Classy? No. Effective? Definitely.
AP Photo/Pat Sullivan
Gambill had all kinds of potential, but potential doesn't always pan out.
Talk about two ships passing in the night.
Since that campaign, Federer has elbowed his way amongst the all-time greats, while Gambill's gone from "the future of American tennis" -- which Pete Sampras once called him -- to the No. 668-ranked player in the world.
A career full of promise was derailed by injuries: chronic back pain, followed by severe shin splints, followed by an ailing shoulder. With each new affliction, Gambill would overcompensate when playing matches, which inevitably caused a new injury.
Few things in sports are tougher to watch than a promising athlete being betrayed by his body. We saw it with Bill Walton, Ken Griffey Jr. and Grant Hill.
No one knows if Gambill was destined for greatness. But what is clear is that he was cruelly robbed of his chance to try.
The truly ironic thing about Gambill's injuries is that, at the height of his popularity, no one in his sport appeared to have a better body to work with. At 6-3 and 200 pounds, Gambill was the Matthew McConaughey of tennis -- ripped and perpetually shirtless.
He had a contract with one of the top modeling agencies in the country. Sports Illustrated for Women included him in its swimsuit issue. And People named him to its "50 Most Beautiful" list.
But Gambill was more than just guy-candy. He was a very good player.
Utilizing a booming serve and excellent court movement, Gambill won three singles titles and five doubles titles, reaching No. 14 in the world rankings and beating some of the game's greats along the way -- including Sampras, Andre Agassi and even his "Balls" mate Federer.
Between his good looks and rapidly improving game, Gambill should've become one of the most sought-after athletes in the country. But as an old college friend once told me, potential rain don't grow no crop. And so today the 29-year-old is trying to find a place in a sport that has since moved on without him.

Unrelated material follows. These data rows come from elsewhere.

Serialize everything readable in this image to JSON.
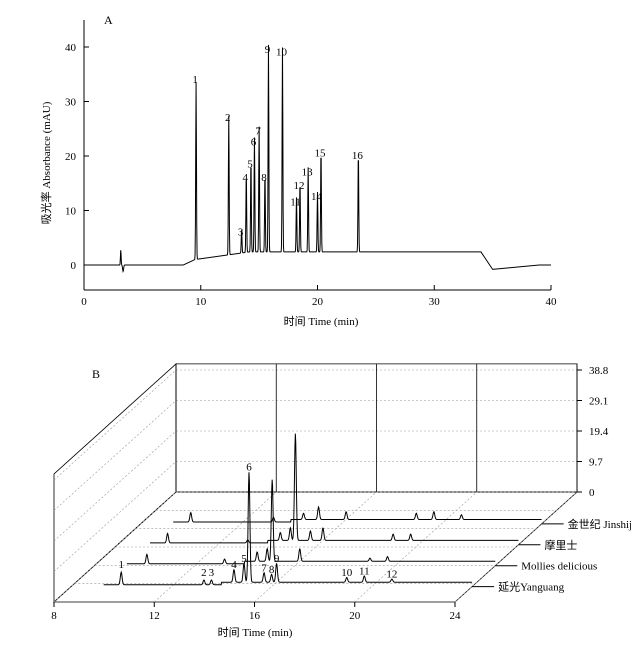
{
  "chart_data": [
    {
      "type": "line",
      "panel_label": "A",
      "xlabel": "时间 Time (min)",
      "ylabel": "吸光率 Absorbance (mAU)",
      "xlim": [
        0,
        40
      ],
      "ylim": [
        -5,
        45
      ],
      "x_ticks": [
        "0",
        "10",
        "20",
        "30",
        "40"
      ],
      "y_ticks": [
        "0",
        "10",
        "20",
        "30",
        "40"
      ],
      "peaks": [
        {
          "label": "1",
          "t": 9.6,
          "h": 32.5
        },
        {
          "label": "2",
          "t": 12.4,
          "h": 25.5
        },
        {
          "label": "3",
          "t": 13.5,
          "h": 4.5
        },
        {
          "label": "4",
          "t": 13.9,
          "h": 14.5
        },
        {
          "label": "5",
          "t": 14.3,
          "h": 17
        },
        {
          "label": "6",
          "t": 14.6,
          "h": 21
        },
        {
          "label": "7",
          "t": 15.0,
          "h": 23
        },
        {
          "label": "8",
          "t": 15.5,
          "h": 14.5
        },
        {
          "label": "9",
          "t": 15.8,
          "h": 38
        },
        {
          "label": "10",
          "t": 17.0,
          "h": 37.5
        },
        {
          "label": "11",
          "t": 18.2,
          "h": 10
        },
        {
          "label": "12",
          "t": 18.5,
          "h": 13
        },
        {
          "label": "13",
          "t": 19.2,
          "h": 15.5
        },
        {
          "label": "14",
          "t": 20.0,
          "h": 11
        },
        {
          "label": "15",
          "t": 20.3,
          "h": 19
        },
        {
          "label": "16",
          "t": 23.5,
          "h": 18.5
        }
      ]
    },
    {
      "type": "line",
      "panel_label": "B",
      "xlabel": "时间 Time (min)",
      "xlim": [
        8,
        24
      ],
      "x_ticks": [
        "8",
        "12",
        "16",
        "20",
        "24"
      ],
      "z_ticks": [
        "0",
        "9.7",
        "19.4",
        "29.1",
        "38.8"
      ],
      "series": [
        {
          "name": "延光Yanguang",
          "peaks": [
            {
              "label": "1",
              "t": 10.0,
              "h": 4
            },
            {
              "label": "2",
              "t": 13.3,
              "h": 1.5
            },
            {
              "label": "3",
              "t": 13.6,
              "h": 1.5
            },
            {
              "label": "4",
              "t": 14.5,
              "h": 4
            },
            {
              "label": "5",
              "t": 14.9,
              "h": 6
            },
            {
              "label": "6",
              "t": 15.1,
              "h": 35
            },
            {
              "label": "7",
              "t": 15.7,
              "h": 3
            },
            {
              "label": "8",
              "t": 16.0,
              "h": 2.5
            },
            {
              "label": "9",
              "t": 16.2,
              "h": 6
            },
            {
              "label": "10",
              "t": 19.0,
              "h": 1.5
            },
            {
              "label": "11",
              "t": 19.7,
              "h": 2
            },
            {
              "label": "12",
              "t": 20.8,
              "h": 1
            }
          ]
        },
        {
          "name": "Mollies delicious",
          "peaks": [
            {
              "t": 10.1,
              "h": 3
            },
            {
              "t": 13.2,
              "h": 1.5
            },
            {
              "t": 14.5,
              "h": 3
            },
            {
              "t": 14.9,
              "h": 4
            },
            {
              "t": 15.1,
              "h": 26
            },
            {
              "t": 16.2,
              "h": 4
            },
            {
              "t": 19.0,
              "h": 1
            },
            {
              "t": 19.7,
              "h": 1.5
            }
          ]
        },
        {
          "name": "摩里士",
          "peaks": [
            {
              "t": 10.0,
              "h": 3
            },
            {
              "t": 13.2,
              "h": 1
            },
            {
              "t": 14.5,
              "h": 2.5
            },
            {
              "t": 14.9,
              "h": 4
            },
            {
              "t": 15.1,
              "h": 34
            },
            {
              "t": 15.7,
              "h": 3
            },
            {
              "t": 16.2,
              "h": 4
            },
            {
              "t": 19.0,
              "h": 2
            },
            {
              "t": 19.7,
              "h": 2
            }
          ]
        },
        {
          "name": "金世纪 Jinshiji",
          "peaks": [
            {
              "t": 10.0,
              "h": 3
            },
            {
              "t": 13.3,
              "h": 1.5
            },
            {
              "t": 14.5,
              "h": 2
            },
            {
              "t": 15.1,
              "h": 4
            },
            {
              "t": 16.2,
              "h": 2.5
            },
            {
              "t": 19.0,
              "h": 2
            },
            {
              "t": 19.7,
              "h": 2.5
            },
            {
              "t": 20.8,
              "h": 1.5
            }
          ]
        }
      ]
    }
  ]
}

"I'm not bitter," Gambill says. "I have nothing to be bitter about. Tennis has been very good to me. I mean, sometimes I think about what could've been, but you can't spend too much time thinking about that because that's in the past.
"Climbing back to where I was will be difficult. I have to be able to go and grind just like I did when I first started. The question is, is my game there? I believe my game is, but at the same time I have to prove it. And it's been hard."
This past weekend Gambill lost in the opening round of the U.S. Clay Court Tennis Championships in Houston. He also lost in the first round of his previous event. Gambill only played in three singles tournaments in 2006, and he was forced to retire due to injury in two of them.
With a game more suited for grass and hard courts, Gambill plans to skip the heart of the clay season in favor of rest and preparation. He'll also use this time to work at the Gambill Tennis Academy, which he founded with his father and coach, Chuck, in Hawaii. Since turning pro in 1996, Gambill has earned over $3.6 million, but most of that came during the good times. In tennis, if you don't win, you don't make much -- and if you don't play, you don't make anything. Between singles and doubles, Gambill's made only $11,350 this season. So his tennis academy not only allows him to pass along his knowledge, it also help pays the bills.
"The school is something I wanted to do after I got done playing," Gambill said. "I didn't think I'd be looking at the end of my career like this, but who does?
"The strange thing for me is I was going to the gym two hours a day to make sure those things didn't happen to me. But I've done a lot and have seen a lot of the world. So if this is the way it's supposed to go, then that's the way it goes."
Gambill has a lot of peace about where he is right now. But I'll always be restless at the thought of where he could be.